Age Concern estimates that there are 1 million LGBTQIA+ people aged over 55 in Britain today. Jennifer Lunn’s mindfully observed play Es & Flo, dramatically explores the rarely touched upon subject of an ageing lesbian couple as they navigate the complex and unpredictable journey of dementia, while fighting to stay together in their chosen family.
Set in Cardiff, Es and Flo have secretly been in a relationship since they met at the Greenham Common Women’s Peace Camp in the 1980s. At 71, Es’s memory is fading and her son Peter (who is never seen in the play), is trying to separate the couple by firstly bringing in an unannounced carer, which is to be followed up with the long term goal of moving his mother into a care home.

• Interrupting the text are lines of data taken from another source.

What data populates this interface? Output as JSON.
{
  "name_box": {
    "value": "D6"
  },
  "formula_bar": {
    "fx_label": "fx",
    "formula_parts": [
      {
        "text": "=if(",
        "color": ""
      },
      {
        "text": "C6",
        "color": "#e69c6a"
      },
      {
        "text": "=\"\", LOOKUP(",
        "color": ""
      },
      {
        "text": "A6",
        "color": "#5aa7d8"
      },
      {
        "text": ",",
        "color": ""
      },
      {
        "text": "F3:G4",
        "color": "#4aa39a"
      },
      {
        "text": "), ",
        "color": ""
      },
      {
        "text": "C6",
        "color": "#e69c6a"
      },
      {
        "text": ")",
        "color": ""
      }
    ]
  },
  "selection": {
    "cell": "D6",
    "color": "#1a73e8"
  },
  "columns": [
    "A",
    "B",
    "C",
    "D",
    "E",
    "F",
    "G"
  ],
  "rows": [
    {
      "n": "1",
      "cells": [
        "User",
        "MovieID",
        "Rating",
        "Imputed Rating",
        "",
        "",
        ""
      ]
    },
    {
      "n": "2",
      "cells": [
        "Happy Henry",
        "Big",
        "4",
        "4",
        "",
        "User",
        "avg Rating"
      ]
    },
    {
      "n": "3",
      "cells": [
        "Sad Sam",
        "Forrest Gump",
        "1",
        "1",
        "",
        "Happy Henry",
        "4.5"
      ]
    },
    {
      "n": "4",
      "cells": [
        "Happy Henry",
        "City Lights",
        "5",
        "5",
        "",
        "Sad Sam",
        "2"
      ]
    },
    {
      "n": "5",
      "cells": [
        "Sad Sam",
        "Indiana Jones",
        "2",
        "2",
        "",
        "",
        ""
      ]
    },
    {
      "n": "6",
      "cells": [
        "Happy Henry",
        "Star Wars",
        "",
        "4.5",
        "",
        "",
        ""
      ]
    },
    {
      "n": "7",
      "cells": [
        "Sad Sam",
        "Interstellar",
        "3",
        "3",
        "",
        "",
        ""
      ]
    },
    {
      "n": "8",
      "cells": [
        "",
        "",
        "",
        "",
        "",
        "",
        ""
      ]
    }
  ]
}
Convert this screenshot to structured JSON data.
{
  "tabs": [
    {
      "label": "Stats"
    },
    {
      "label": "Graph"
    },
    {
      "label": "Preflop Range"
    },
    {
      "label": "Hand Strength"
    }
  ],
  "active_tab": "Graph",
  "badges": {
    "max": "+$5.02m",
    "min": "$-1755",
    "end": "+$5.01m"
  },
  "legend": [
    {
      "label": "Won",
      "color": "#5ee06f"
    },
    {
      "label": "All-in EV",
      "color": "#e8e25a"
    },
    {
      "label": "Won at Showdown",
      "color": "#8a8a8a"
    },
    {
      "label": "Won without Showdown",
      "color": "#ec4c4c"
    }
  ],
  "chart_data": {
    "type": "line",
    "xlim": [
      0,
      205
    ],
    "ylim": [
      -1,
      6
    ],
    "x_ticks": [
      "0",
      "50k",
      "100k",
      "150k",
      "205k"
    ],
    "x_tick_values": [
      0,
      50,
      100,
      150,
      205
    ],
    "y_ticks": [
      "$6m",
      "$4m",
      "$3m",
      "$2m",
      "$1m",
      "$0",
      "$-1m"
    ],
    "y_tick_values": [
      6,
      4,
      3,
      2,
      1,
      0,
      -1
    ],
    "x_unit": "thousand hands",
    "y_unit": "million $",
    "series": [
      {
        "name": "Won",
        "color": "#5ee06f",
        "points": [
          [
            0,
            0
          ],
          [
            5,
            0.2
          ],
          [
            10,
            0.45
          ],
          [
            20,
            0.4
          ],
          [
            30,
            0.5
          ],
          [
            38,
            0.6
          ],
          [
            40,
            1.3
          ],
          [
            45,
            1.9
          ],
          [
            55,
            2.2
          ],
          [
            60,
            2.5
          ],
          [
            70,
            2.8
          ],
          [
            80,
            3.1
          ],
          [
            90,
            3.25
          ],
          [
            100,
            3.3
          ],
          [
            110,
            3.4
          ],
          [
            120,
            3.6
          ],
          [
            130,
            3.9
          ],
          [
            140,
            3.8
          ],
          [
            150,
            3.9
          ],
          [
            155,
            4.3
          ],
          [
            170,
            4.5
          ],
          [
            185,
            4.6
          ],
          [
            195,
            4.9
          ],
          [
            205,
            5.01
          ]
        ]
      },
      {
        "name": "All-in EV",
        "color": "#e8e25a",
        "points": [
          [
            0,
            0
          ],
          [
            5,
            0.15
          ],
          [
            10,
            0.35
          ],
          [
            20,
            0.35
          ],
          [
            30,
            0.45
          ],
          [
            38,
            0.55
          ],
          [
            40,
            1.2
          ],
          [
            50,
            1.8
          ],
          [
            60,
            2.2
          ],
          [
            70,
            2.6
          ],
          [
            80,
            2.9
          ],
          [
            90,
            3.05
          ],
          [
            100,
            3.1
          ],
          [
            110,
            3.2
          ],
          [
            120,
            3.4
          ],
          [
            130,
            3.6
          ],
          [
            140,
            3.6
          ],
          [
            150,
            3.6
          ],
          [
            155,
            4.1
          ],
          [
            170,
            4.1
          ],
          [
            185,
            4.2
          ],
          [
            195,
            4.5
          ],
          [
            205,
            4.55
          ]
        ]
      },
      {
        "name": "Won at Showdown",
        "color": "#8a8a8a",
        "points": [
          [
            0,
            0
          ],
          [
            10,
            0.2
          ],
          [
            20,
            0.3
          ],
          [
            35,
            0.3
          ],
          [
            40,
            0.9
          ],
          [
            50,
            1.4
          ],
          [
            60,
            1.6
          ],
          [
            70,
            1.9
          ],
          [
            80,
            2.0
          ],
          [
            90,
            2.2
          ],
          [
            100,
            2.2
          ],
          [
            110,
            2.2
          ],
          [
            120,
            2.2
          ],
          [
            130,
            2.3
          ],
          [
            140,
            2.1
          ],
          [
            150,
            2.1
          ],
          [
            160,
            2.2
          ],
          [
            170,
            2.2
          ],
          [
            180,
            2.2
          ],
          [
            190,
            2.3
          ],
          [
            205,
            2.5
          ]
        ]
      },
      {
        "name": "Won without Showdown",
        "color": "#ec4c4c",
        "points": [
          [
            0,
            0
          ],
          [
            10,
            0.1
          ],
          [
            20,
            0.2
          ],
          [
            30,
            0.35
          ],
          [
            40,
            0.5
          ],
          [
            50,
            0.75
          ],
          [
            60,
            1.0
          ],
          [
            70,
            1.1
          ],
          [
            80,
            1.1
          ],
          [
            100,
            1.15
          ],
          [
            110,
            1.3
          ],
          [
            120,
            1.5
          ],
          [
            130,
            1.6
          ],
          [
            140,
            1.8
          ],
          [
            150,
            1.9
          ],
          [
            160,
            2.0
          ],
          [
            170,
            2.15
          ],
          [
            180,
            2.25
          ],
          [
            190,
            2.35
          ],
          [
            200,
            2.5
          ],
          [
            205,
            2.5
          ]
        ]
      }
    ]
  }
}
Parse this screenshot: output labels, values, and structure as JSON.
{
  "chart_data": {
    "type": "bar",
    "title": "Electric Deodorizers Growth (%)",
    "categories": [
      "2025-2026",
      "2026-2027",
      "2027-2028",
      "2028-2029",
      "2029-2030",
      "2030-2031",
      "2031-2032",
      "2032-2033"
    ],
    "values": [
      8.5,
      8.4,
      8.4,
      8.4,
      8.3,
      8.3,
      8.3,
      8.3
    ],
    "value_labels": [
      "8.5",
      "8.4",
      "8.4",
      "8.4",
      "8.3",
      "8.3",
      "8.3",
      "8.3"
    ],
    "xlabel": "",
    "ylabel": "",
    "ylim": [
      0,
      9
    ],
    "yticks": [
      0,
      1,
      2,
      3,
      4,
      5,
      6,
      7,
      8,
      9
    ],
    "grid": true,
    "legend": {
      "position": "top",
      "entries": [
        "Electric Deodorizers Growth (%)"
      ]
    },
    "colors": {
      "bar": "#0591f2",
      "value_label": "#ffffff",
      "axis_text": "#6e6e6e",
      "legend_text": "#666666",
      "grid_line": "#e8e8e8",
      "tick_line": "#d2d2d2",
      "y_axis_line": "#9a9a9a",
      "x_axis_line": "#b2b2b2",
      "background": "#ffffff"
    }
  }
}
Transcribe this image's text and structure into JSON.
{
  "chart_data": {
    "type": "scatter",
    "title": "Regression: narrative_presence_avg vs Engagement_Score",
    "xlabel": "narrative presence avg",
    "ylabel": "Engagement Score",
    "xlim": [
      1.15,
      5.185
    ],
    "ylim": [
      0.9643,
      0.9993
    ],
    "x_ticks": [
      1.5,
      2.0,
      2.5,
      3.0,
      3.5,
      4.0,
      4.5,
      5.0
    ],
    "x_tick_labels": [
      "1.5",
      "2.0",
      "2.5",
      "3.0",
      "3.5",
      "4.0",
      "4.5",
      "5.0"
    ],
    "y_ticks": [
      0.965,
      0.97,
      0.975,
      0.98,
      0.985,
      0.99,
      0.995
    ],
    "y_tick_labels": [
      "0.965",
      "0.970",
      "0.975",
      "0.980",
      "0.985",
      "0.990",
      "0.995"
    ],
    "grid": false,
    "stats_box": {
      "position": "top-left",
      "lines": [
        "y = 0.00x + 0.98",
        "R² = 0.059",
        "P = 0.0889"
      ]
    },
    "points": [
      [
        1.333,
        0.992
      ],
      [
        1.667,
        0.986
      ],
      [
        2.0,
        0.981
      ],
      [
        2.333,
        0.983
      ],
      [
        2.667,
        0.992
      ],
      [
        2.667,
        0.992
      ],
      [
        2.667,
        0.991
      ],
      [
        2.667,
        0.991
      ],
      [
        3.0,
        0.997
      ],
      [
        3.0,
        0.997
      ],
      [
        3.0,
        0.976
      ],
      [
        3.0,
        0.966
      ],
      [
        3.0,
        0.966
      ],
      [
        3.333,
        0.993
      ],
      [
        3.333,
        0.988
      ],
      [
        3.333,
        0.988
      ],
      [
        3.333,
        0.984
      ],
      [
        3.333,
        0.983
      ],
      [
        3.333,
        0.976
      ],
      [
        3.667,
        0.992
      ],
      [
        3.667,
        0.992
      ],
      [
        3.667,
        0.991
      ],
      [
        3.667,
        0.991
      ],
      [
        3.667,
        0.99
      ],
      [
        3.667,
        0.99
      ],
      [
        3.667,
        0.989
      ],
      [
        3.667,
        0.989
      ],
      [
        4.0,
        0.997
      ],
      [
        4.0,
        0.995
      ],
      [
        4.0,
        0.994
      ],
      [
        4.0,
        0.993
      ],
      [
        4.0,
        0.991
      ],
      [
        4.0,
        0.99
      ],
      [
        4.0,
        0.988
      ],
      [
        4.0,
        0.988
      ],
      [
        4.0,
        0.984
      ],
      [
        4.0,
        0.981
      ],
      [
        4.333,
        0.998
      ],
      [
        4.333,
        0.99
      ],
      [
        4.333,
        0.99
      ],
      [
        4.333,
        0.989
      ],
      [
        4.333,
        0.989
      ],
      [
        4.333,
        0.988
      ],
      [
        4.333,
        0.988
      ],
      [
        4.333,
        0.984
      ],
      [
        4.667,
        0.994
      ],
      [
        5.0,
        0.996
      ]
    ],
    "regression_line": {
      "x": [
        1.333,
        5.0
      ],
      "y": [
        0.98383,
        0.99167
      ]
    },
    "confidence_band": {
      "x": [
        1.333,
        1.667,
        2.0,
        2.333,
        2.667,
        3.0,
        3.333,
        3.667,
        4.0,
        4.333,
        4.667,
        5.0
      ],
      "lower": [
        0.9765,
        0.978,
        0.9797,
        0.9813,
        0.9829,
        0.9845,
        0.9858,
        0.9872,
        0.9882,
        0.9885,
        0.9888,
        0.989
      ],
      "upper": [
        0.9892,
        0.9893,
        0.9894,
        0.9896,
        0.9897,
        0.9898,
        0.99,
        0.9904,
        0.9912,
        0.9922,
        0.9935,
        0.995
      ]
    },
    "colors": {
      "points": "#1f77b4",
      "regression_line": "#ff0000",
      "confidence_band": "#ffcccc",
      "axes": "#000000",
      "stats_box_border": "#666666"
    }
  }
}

Es and Flo are fictional characters but in reality the movement against the use of nuclear weapons was started by 36 Welsh women who, on 5th September 1981, marched from Cardiff as the “Women for Life on Earth,” against the British government’s decision to allow cruise missiles to be stored on British soil. They arrived on RAF Greenham Common in Berkshire, and within a year there were over 30,000 women camping and demonstrating on site.
With the absence of any men on stage, Lunn leaves the women to tell their own stories in their own words, on their own terms.
In Es & Flo the venerable couple cling onto their memories from across the decades, and as Es develops a grandmotherly bond with her carer’s eight-year-old daughter Kasia, it proves to be an important catalyst for the passing on of stories to the younger generation about their life of activism. This intergenerational relationship is given special poignancy when ex-teacher Es reveals she lost custody of her own son due to her involvement in Greenham.
Lunn, won the 2020 Popcorn Writing Award and was 2022 recipient of The Nancy Dean Lesbian Playwriting Award for Es & Flo.
As the elderly titular couple, both Liz Crowther as Es and Doreene Blackstock as Flo, give captivating and heartfelt performances, and the chemistry between them literally radiates from the stage.
Adrianna Pavlovska brings real warmth to a role of Beata the carer, and is mirrored by an endearing performance by Chioma Nduka as her young daughter Kasia. There is also a strong supporting performance by Michelle McTernan as Catherine, the apparent villain of the piece and wife of the permanently absent son Peter.
Es & Flo is tightly directed by Susie McKenna and led by an all-female creative team.